O e-Social será obrigatório a partir de setembro de 2016 para
empreendimentos com faturamento superior a R$ 78 milhões. Isso
representa aproximadamente 5% das empresas brasileiras. Em janeiro de
2017, passa a valer para todas as demais, de qualquer tamanho. Aí será a
prova de fogo, pois entrarão as pequenas e médias, grande força
empregadora do País.
Uma das maiores dificuldades previstas por especialistas é em relação
à adaptação do sistema às regras trabalhistas vigentes. "A CLT
[Consolidação das Leis do Trabalho] é da década de 1940. Como vamos
lidar com elementos novos como banco de horas e tarefas executadas em
home office, por exemplo?", questiona Maurício Gonçalves.

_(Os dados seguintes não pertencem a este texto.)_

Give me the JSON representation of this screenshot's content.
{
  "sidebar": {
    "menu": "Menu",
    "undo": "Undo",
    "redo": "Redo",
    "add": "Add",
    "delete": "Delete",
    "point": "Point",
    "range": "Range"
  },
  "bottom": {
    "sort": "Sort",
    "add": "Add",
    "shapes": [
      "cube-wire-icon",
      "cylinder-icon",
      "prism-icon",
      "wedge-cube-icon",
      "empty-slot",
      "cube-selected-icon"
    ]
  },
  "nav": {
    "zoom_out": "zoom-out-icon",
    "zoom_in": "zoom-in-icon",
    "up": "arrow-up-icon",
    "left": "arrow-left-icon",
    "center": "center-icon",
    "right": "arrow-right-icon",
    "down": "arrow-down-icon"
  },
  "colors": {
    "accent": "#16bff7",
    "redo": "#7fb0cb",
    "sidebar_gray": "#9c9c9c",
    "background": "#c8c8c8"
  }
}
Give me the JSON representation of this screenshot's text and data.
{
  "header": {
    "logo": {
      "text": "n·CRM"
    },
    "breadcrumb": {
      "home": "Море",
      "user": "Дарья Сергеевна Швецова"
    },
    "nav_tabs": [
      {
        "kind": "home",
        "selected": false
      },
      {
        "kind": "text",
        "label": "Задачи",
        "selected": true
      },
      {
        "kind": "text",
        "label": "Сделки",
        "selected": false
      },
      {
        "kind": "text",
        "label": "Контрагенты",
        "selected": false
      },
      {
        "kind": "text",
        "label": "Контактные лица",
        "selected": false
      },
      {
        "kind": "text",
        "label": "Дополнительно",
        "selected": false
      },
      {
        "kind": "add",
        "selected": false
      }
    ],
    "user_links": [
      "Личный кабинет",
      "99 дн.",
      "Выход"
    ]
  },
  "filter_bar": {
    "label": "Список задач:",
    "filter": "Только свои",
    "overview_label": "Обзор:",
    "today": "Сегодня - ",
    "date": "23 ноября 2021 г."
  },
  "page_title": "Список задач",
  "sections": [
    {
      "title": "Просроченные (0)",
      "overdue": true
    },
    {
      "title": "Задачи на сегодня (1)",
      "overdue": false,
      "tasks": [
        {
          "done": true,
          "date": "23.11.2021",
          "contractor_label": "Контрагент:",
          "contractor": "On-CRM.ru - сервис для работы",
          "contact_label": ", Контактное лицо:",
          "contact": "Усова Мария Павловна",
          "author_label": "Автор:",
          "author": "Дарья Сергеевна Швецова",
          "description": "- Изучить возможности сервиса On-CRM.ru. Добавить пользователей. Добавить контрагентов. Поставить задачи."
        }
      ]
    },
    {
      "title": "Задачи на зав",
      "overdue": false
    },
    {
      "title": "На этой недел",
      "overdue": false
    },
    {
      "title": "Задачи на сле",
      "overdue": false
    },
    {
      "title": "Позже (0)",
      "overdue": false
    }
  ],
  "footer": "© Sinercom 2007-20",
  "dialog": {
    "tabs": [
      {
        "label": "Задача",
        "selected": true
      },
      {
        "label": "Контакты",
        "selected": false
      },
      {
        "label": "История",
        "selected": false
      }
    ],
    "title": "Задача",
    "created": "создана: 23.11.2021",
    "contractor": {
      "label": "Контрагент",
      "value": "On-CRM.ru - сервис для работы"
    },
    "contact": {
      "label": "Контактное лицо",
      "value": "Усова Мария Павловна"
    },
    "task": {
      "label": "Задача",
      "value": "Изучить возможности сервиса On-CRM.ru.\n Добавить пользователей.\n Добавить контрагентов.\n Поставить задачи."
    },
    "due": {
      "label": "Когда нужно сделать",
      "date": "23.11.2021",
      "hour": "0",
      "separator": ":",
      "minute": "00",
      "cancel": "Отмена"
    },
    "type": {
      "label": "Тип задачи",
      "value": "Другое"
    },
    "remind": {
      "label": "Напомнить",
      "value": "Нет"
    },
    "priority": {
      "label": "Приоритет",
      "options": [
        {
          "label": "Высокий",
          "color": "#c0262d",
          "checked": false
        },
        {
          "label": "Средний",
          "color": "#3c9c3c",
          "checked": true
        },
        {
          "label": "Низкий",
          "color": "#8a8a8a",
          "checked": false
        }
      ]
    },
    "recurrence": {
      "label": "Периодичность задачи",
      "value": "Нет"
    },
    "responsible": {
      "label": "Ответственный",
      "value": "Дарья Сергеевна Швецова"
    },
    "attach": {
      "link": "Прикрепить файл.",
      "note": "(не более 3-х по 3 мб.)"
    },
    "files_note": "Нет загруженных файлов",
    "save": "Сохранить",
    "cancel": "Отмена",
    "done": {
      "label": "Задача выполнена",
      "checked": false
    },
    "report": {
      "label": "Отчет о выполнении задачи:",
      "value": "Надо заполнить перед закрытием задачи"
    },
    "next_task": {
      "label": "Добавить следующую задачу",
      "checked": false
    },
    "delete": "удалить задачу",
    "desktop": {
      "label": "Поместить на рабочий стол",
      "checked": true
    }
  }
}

"Estamos trabalhando em um sistema para interligar nosso banco de
dados aos dos clientes e dessa maneira tornar a troca de informações
mais rápida e eficiente", relata Gláucia Fernandes, coordenadora
trabalhista da Datanil, empresa especializada em consultoria contábil,
tributária e trabalhista. Ela conta que terá de contratar mais
funcionários para concluir essa tarefa. "É preciso um esforço de
planejamento, pois grande parte das empresas, sejam pequenas, médias ou
grandes, não mantém a escrituração como deveria."
Há quem esteja preparado e tranquilo. É o caso de Luzia Costa,
proprietária da rede de franquias Sóbrancelhas, que viu seu negócio,
aberto em 2013, se tornar um sucesso, com expectativa de chegar ao final
de 2015 com faturamento de R$ 24 milhões. "Sempre fiz todas as
escriturações de maneira minuciosa, sou muito atenta aos direitos
trabalhistas dos meus funcionários e acredito que não vá ter problemas
na transição, porque nossos cadastros estão todos 100% em ordem",
afirma. "Já vi muita gente quebrando em razão de processos trabalhistas.
Por isso, se não puder pagar tudo direitinho, nem contrato."
Em dois anos de operação, a marca abriu 102 unidades, gerando 450
empregos, de acordo com Luzia. Além de atender 65 mil clientes por mês
que vão em busca de tratamentos estéticos, vende uma linha de 18
produtos de beleza. "Entendo que a intenção do governo com essa operação
é aumentar a arrecadação. Mas sei também que muitos empresários
desrespeitam as leis trabalhistas, e quem sai perdendo é o empregado.
Então, vamos nos adaptando. Fácil não é. Mas conseguimos crescer, mesmo
pagando uma montanha de impostos", conclui.
Já Fred Rocha, empresário e consultor de varejo, hoje com apenas dois
funcionários em seu estabelecimento, prefere deixar para depois a
preocupação com a burocracia que virá, mas vai demorar um pouco, já que
sua empresa só entrará no e-Social em janeiro de 2017. "Embora eu seja
economista de formação, minha preocupação agora é estudar o mercado e
descobrir soluções do balcão para a frente. Do balcão para trás eu deixo
para os contadores cuidarem", argumenta.